Evaluation using LDCT IQA

Prerequisite

This example assumes you have:

the package ldct-benchmark installed
the LDCT dataset downloaded to a folder path/to/ldct-data
The environment variable LDCTBENCH_DATAFOLDER set to that folder

Please refer to Getting Started for instructions on how to do these steps.

Besides the standard full-reference IQA metrics (SSIM, PSNR, VIF), we also support evaluation using a specialized model for no-reference perceptual image quality assessment of low-dose CT images. This model was the winning entry (agaldran¹) of the Low-dose Computed Tomography Perceptual Image Quality Assessment Grand Challenge 2023² which was organized in conjunction with MICCAI 2023.

The aim of the challenge was to develop no-reference IQA methods that correlate well with scores provided by radiologists. To this end, the organizers generated a total of 1500 (1000 train, 200 val, 300 test) images of various quality by introducing noise and streak artifacts into routine-dose abdominal CT images.
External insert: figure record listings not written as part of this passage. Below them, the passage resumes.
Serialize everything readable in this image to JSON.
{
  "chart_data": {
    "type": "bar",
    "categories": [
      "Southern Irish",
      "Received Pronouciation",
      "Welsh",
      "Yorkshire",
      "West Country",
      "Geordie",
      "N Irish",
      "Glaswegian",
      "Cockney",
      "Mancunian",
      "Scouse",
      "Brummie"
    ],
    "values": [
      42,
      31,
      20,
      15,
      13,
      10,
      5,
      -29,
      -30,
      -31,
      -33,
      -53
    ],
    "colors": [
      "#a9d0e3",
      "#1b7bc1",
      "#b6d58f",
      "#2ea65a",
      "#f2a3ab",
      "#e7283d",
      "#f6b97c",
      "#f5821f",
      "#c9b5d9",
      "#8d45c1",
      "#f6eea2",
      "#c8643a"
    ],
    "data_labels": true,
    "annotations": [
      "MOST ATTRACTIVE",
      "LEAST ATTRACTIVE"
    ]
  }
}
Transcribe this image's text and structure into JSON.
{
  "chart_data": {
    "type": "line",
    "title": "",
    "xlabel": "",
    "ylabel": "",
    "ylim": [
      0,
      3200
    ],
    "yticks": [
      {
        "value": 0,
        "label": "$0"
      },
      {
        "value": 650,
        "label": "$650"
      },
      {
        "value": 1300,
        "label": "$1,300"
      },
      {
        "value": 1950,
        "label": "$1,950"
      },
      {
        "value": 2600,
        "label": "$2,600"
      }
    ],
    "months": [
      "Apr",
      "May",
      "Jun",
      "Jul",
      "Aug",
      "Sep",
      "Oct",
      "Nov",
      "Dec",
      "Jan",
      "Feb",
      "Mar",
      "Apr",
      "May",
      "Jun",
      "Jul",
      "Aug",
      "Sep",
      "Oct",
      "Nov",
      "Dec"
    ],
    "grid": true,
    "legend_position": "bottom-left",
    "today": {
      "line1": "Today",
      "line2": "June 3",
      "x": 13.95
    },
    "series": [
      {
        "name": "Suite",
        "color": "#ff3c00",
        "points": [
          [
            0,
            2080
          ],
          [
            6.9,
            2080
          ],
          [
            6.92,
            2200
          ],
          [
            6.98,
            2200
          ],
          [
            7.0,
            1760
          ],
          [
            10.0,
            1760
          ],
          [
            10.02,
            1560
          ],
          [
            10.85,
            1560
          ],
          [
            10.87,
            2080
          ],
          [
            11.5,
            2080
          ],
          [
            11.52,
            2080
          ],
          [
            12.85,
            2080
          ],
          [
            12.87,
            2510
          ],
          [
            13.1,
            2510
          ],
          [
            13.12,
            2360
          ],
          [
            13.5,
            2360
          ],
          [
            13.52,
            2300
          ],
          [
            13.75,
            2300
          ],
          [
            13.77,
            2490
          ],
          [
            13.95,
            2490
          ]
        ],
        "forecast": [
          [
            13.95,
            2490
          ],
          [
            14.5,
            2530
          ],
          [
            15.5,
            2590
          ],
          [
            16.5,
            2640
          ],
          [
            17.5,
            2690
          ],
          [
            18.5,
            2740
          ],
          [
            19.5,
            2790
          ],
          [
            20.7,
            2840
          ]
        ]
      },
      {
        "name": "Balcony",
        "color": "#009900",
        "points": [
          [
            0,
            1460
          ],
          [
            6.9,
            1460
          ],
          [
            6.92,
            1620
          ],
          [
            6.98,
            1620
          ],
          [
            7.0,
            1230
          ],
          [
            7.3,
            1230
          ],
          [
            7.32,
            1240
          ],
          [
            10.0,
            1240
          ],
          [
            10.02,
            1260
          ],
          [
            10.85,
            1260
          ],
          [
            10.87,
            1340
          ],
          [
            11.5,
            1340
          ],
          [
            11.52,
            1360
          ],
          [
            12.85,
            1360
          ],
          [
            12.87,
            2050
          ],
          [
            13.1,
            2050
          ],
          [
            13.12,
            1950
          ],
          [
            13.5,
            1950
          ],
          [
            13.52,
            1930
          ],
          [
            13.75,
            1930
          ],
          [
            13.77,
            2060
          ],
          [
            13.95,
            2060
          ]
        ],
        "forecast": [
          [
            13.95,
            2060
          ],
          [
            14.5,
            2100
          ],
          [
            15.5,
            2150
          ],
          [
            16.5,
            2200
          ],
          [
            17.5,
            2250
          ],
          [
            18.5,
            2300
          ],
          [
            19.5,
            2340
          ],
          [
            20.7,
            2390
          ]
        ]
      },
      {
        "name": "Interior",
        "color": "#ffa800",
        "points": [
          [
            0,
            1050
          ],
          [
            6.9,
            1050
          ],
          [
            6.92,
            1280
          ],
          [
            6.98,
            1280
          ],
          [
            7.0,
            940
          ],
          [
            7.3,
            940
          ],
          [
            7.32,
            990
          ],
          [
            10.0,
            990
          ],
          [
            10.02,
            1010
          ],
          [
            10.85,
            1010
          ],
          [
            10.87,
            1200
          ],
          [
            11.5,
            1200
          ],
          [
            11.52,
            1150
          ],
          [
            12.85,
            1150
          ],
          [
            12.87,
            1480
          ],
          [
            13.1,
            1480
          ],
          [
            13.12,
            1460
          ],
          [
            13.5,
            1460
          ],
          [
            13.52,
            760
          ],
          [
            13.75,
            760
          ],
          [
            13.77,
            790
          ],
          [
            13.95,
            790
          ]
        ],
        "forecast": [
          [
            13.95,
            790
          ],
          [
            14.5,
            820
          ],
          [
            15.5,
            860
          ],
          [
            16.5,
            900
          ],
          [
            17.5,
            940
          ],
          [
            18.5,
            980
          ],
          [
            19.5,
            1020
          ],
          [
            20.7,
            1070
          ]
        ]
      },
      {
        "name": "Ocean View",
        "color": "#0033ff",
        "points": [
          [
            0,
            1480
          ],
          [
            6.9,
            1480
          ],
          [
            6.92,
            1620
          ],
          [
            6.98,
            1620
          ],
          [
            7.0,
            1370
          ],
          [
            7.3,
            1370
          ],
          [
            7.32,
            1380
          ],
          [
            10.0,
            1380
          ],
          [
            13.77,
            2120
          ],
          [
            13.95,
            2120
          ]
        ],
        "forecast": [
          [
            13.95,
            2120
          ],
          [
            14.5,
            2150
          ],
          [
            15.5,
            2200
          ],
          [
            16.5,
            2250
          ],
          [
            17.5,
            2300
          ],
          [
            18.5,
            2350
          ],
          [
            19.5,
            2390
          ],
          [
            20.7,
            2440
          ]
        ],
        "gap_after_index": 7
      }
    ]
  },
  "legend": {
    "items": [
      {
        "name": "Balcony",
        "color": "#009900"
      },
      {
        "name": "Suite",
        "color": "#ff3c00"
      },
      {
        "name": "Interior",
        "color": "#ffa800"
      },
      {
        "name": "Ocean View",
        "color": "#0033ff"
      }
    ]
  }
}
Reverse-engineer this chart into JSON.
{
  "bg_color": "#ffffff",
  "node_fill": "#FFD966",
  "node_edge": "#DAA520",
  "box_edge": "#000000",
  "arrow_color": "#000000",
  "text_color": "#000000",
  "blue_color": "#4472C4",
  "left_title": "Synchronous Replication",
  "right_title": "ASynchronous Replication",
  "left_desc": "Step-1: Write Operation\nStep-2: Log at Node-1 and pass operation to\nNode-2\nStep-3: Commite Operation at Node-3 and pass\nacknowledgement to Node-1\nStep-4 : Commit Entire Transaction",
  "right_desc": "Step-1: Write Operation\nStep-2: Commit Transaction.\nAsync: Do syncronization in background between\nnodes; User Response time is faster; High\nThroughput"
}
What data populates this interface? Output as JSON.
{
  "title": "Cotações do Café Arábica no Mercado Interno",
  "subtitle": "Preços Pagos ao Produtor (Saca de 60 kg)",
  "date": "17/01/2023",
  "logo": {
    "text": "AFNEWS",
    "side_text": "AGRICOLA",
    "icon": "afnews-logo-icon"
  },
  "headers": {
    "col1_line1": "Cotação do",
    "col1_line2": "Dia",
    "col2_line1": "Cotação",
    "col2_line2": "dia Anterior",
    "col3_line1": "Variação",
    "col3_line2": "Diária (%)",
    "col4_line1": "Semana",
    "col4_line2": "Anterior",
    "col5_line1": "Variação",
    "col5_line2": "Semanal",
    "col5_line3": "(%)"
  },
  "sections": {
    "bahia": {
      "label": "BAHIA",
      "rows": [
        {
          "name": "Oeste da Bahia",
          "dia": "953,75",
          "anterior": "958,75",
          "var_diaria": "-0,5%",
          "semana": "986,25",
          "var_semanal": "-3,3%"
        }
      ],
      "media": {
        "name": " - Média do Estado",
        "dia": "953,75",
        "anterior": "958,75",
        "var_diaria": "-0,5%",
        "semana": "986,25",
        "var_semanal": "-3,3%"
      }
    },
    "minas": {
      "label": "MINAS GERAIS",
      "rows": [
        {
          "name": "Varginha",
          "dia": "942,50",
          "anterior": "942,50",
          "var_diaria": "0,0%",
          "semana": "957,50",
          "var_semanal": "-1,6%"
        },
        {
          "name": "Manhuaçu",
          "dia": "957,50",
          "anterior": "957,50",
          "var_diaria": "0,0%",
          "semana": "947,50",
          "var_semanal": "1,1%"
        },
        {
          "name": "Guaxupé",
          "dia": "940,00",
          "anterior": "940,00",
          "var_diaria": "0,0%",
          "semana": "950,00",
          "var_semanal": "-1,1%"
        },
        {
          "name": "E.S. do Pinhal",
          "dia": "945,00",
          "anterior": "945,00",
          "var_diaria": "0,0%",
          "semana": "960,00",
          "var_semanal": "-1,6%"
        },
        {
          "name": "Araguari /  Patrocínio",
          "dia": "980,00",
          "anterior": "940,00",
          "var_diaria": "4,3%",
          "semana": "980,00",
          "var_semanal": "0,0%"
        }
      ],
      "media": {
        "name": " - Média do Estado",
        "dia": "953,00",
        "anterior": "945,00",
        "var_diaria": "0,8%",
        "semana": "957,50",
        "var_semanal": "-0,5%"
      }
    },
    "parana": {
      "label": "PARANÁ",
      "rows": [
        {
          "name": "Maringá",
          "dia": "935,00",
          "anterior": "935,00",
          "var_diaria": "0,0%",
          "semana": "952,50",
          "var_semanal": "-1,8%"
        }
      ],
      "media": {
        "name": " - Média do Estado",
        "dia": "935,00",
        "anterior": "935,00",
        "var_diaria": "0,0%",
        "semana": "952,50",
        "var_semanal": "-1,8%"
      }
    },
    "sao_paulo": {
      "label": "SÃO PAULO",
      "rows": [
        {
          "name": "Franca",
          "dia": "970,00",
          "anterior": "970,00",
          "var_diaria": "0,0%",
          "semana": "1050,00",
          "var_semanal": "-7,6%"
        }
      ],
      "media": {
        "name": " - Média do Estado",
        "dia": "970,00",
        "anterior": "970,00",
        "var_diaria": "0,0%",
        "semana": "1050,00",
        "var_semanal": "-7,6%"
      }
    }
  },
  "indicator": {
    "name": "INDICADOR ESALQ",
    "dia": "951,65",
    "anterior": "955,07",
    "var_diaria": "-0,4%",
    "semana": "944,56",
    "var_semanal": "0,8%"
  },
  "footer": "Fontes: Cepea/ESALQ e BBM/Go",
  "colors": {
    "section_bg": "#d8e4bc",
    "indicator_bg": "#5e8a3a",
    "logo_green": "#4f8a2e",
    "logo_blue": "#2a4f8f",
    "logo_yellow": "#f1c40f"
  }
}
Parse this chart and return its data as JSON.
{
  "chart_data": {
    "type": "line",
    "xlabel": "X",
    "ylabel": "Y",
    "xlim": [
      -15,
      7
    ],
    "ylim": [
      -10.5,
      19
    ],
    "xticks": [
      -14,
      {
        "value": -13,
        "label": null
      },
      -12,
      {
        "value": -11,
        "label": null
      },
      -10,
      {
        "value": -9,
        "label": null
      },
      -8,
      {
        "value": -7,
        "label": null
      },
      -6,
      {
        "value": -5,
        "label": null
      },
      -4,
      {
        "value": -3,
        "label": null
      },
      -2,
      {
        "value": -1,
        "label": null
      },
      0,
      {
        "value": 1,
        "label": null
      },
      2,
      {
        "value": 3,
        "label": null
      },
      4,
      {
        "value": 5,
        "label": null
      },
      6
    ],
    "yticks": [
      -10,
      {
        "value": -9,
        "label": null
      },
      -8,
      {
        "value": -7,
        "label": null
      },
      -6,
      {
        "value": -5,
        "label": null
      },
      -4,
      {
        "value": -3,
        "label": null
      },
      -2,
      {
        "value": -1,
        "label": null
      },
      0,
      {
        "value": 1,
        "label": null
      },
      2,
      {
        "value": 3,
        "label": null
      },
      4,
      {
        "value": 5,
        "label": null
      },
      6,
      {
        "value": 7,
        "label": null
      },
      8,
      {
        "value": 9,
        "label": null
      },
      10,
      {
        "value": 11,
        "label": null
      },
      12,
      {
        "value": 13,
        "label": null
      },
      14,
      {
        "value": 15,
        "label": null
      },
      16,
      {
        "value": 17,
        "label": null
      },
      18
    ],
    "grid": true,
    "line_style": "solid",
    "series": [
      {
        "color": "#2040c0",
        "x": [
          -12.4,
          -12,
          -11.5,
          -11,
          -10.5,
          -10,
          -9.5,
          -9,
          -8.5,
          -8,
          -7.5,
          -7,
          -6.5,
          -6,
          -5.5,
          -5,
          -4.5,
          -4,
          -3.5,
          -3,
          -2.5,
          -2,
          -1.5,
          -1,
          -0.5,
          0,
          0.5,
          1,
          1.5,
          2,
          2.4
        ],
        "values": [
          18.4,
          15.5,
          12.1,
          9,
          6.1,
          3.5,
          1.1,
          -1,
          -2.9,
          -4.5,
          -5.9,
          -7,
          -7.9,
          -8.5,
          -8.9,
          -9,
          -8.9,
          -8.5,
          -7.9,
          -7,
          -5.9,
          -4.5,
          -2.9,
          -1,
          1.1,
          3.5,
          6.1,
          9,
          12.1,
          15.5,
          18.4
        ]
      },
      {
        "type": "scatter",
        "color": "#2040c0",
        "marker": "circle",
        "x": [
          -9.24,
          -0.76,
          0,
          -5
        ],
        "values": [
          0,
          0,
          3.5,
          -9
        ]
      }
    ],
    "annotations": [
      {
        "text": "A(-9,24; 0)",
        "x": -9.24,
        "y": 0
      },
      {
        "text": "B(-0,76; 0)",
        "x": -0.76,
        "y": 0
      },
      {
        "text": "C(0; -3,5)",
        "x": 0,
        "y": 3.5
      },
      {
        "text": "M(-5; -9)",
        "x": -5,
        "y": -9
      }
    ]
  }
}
Resulting images were rated by radiologists on a five-point Likert scale and their mean score was used as the ground truth.

The five-point Likert scale was defined as follows (see Table 1 in the paper²):

Numeric score	Verbal descriptive scale	Diagnostic quality criteria
0	Bad	Desired features are not shown
1	Poor	Diagnostic interpretation is impossible
2	Fair	Images are suitable for limited clinical interpretation
3	Good	Images are suitable for diagnostic interpretation
4	Excellent	The anatomical structure is evident

Given some CT image, the model predicts a score in the range [0, 4] (with increments of 0.2) on above scale.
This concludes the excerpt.